Friday, 2 May 2014

Reflections on the song of a riro riro

For 82 million years, since New Zealand floated off the edge of Gondwanaland, its parrots have evolved in directions far removed from their more vibrant and psychedelic Australian cousins. The prime native New Zealand parrots, kea, kākā and kakapo (and varieties), are positively funereal compared to, say, a crimson rosella or a king parrot. Yet ask a kākā  to sing, and, while not quite either Kiri Te Kanawa or even Joan Sutherland, neither is its hymn the Mephistophelian snarl of a sulphur crested or red tailed black cockatoo or a galah. To be honest, given its skills at mimicry, a kākā would soon out-Kiri Kiri.
 
Birders speak of “LBJs”, little brown jobs.
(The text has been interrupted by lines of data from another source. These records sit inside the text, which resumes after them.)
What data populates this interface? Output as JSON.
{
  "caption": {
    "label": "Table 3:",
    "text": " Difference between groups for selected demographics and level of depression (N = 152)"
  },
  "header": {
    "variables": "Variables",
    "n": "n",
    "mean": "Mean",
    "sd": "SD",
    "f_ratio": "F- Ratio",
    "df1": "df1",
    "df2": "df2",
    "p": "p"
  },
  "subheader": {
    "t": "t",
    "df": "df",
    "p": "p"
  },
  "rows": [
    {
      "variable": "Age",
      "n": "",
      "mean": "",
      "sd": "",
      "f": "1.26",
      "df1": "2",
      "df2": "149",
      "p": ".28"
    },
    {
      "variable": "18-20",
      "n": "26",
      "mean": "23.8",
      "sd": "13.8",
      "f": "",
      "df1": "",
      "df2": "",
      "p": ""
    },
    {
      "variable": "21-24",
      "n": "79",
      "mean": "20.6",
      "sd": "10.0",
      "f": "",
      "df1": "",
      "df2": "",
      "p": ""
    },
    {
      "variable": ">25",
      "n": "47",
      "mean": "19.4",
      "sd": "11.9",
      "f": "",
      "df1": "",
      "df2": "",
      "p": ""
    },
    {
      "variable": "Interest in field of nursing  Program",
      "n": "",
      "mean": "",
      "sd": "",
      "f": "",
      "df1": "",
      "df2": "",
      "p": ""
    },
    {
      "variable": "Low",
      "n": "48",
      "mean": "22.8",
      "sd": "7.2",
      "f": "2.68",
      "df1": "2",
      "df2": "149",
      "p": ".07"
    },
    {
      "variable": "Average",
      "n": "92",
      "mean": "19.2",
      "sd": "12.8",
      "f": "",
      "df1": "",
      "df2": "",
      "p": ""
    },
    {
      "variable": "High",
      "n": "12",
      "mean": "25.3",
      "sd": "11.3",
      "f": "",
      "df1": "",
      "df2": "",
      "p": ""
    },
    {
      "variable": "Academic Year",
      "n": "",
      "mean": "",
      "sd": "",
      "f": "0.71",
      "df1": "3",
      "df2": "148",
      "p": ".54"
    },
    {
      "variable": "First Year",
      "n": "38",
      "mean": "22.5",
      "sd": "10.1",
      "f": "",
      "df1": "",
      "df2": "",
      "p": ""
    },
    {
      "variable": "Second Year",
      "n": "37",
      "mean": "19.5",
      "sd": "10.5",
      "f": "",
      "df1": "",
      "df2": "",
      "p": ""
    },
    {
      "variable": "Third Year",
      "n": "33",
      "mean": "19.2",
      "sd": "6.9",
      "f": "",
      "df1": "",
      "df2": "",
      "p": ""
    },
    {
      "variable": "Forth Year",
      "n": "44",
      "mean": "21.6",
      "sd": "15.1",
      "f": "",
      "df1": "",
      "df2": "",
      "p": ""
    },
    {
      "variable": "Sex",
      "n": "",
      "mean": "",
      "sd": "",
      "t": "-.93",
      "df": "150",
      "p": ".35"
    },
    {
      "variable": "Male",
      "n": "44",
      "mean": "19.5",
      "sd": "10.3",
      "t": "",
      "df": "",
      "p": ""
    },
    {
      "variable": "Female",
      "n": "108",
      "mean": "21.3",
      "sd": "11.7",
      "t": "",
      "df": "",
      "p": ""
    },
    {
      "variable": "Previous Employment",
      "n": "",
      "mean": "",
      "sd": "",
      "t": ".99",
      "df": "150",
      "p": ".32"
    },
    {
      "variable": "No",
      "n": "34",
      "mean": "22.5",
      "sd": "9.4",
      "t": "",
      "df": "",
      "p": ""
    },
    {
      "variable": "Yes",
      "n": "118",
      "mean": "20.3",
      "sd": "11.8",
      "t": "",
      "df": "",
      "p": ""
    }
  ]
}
The pardalote is a classic, though not particularly drab: it skitters through bushland leaving a trail of scattered song, tantalising the eye but rewarding the ear. To be fair Australia has an enormous range of birds, and many are exquisite songsters (the most beautiful, ironically, is perhaps the butcher bird). Aotearoa has a comparatively limited range of natives, but few fail to thrill the ear. Arguably the most mellifluous of all is, in fact an import, the song thrush, but let’s not let reality get in the way of a good story.

For there is a parable here. The beautiful trillings of an otherwise drab LBJ stir the heart, and, if the heart is godwardly attuned it may be stirred to join the bird, singing in praise of the Creator. The psychedelic flash of a flock of rainbow bee-eaters also stirs the soul, but, while its song is not that of a galah, it’s more Barry Manilow than Andrea Boccelli, and it is the colour, not the song, that moves us.
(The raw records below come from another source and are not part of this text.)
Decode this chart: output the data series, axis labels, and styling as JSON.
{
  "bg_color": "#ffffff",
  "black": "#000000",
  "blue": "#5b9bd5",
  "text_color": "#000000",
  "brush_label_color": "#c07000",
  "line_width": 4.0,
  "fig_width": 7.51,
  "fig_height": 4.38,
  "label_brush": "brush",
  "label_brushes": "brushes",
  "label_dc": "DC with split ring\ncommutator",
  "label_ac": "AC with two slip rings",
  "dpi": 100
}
For me, more than any, it is a tiny New Zealand native called a riroriro that provokes the heart to praise. Only about 10 cms long, this tiny drab bird sings the descant of the forest, and its piping ventriloqual voice can float through a valley like the song of an angel. Perhaps I should stop any trans-Tasman rivalry, for there is an Australian warbler with a very similar song that is a relative of the riro riro, but, while not rare, it is far less ubiquitous and its song is less iconic in Australian culture.

This riro riro, then, is my (flawed) parable. Small, drab, all but invisible, its song rises to the heavens. Surely for those of us who will never paint the forests bright with the psychedelic colours of our being there is a message here: sing the song God gave us and we too can raise the spirits of a frost-encrusted valley. Frost, of course, is not exactly a problem in Darwin (where this was written), but perhaps we can relate from experience somewhere sometime to the oppression of mist and frozen toes? You and I have a song to sing, the notes of life that God has given us. We may not, will not live in neon splendour, but in our small songs we may somewhere, somehow thrill the soul of those who pass us by.